Progressive Era (1890-1920) 05 October 2010

“The longer we captivate someone and make them think about what they are seeing, the better chance we have of them understanding what it is we’re trying to say with the photography.” (Nighswander qtd. in Horton 223)

Figure 1: Kidnapping scene. The Black Hand (1906). 2011.

Early American films, photography and immigration from the Progressive era were the topics of discussion in today’s class. One of the silent films from what is known as the “primitive era” or “early cinema period” we examined is The Black Hand (1906). It is classed as the first gangster film and this is apparent from its titular connotations. The signing of the appellation “Black Hand” to a letter is associated with the Italian mafia’s means of communicating the significance of a threat, which will only conclude with death if requests are not fulfilled. The threat anxiety gangsters inflicted on society is symptomatic of a national xenophobia concerning the then-present mistrust of foreigners in the US. America’s treatment of white European immigrants in comparison to the treatment of blacks and Native Americans is a topic I am interested in because it exposes the racial inequalities of America’s race relations.

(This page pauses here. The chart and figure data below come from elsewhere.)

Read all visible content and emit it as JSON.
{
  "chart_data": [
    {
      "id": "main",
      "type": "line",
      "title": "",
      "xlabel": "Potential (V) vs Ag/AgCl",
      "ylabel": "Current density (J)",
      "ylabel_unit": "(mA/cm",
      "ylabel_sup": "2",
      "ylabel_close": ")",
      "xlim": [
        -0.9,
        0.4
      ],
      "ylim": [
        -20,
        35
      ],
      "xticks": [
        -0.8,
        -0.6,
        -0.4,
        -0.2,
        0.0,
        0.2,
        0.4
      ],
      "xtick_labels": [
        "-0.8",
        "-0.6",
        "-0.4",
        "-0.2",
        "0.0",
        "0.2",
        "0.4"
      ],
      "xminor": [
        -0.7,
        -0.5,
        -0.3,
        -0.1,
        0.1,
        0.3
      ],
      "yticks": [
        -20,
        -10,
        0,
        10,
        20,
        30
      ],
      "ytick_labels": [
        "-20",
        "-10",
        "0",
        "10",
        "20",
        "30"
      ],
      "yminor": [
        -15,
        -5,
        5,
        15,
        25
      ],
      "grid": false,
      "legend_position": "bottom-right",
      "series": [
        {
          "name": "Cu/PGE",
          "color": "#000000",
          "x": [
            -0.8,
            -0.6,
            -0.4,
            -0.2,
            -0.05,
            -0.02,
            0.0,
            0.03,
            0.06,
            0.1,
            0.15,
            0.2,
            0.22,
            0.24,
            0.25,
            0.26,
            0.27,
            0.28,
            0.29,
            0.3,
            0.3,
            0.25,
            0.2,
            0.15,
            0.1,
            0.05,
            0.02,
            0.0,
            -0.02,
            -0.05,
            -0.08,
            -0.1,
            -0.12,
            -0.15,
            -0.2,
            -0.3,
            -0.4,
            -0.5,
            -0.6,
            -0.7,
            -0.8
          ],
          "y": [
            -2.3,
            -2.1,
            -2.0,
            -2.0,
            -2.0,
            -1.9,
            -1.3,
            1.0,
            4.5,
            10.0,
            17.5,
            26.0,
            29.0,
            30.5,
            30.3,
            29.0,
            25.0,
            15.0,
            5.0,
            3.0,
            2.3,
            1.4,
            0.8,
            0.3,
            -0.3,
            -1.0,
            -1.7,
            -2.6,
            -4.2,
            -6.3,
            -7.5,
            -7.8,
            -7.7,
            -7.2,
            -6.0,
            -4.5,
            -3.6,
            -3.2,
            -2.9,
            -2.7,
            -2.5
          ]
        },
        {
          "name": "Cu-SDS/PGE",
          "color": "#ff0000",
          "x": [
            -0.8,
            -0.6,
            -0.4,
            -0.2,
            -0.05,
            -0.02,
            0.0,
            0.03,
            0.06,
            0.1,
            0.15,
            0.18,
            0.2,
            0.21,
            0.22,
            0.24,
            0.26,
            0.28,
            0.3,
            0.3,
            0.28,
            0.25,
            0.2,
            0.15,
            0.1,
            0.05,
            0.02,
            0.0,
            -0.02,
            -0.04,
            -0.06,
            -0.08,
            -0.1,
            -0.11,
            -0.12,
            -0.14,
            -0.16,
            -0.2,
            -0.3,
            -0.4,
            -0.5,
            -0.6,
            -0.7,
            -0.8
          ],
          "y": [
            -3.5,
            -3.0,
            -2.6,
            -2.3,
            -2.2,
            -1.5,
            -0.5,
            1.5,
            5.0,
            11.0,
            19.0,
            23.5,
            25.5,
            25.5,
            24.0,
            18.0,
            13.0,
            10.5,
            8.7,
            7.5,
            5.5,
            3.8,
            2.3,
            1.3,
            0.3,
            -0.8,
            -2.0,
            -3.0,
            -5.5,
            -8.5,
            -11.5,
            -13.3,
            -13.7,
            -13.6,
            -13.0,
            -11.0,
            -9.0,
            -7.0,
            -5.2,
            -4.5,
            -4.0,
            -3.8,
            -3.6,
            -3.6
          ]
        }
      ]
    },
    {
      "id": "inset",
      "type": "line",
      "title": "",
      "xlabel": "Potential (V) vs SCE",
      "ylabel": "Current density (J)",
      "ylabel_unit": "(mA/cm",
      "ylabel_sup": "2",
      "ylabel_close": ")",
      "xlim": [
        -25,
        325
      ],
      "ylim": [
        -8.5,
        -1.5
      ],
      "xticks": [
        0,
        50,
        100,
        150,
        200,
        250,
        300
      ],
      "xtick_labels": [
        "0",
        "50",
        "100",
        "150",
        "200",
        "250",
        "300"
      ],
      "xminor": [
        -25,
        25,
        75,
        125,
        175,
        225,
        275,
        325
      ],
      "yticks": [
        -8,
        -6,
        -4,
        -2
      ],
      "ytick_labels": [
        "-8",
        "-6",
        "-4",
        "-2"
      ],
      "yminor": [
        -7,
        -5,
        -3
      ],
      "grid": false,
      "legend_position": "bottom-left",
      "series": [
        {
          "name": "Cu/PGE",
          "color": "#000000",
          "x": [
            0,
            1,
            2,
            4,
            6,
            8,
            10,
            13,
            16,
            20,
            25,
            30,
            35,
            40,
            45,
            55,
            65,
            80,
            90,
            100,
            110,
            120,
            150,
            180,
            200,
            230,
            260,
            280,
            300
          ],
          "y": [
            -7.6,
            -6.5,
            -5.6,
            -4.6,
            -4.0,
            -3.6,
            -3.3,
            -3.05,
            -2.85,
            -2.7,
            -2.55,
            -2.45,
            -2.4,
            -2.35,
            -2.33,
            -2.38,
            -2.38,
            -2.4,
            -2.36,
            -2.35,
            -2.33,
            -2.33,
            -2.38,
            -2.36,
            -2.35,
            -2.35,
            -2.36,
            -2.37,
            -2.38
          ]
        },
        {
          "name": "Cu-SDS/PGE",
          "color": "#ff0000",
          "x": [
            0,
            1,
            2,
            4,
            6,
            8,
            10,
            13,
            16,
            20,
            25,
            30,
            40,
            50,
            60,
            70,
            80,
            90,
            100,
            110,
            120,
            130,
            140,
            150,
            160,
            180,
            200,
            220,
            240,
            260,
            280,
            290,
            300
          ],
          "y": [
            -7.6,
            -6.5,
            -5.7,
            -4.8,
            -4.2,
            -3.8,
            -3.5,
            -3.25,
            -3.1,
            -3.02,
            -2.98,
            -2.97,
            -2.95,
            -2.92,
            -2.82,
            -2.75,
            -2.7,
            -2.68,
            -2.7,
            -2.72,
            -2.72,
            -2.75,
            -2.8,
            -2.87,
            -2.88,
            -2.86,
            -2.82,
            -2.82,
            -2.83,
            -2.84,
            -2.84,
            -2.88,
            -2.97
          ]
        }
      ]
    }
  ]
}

The film also differentiates between America’s perception of the ‘good’ and ‘bad’ immigrant by juxtaposing the non-assimilated, gang affiliated criminal with the hard-working, partially assimilated, butcher.

The moral bifurcation of immigrants is also evident from Jacob Riis’s photography. Riis was one of the first photojournalists of America who later became known as “the great Emancipator of the slums” (qtd. in Quirke 561). Photography was the most important propagandist tool of the Progressive era because it could be utilised to reinforce social ideologies.

Figure 2: Jacob Riis’s “Bandits’ Roost” (1888). Web. 2011

The title of this photograph is “Bandit’s Roost” (1888) (see figure 2) which is the name of an alleyway in Manhattan’s Five Points neighbourhood, which is also the setting of the Scorsese’s film, Gangs of New York (2002).
The criminality of the immigrants is conveyed through their body language, the light and dark contrasts of the background and the weaponry in the foreground of the photograph. Riis is particularly interested in the concept of illumination, which conveys connotations of revelation and religion. His photography is illuminating their situation, while the photographic usage of light and its absence suggests the divine intervention he intends from social reformation.

There is also a sense of community apparent from the tight knit, proximity of the immigrants’ residency, which is sustained by the loyalty-at-all-costs ethos cementing their social unity. Martin Scorsese’s films emphasize the importance of group morality and intergroup loyalty in his microcosmic depiction of the mafia ethos.

Consequently, early American film and photography capture the social issues concerning immigrants, occupying America’s social consciousness.

Works Cited

Horton, Brian. Associated Press Guide to Photojournalism. New York: McGraw-Hill, 2001. Print.

Quirke, Carol. “Picturing the Poor: Jacob Riis Reform Photography.” Reviews in American History 36.4 (2008): 557-565. Project Muse. Web. 05 Oct. 2010.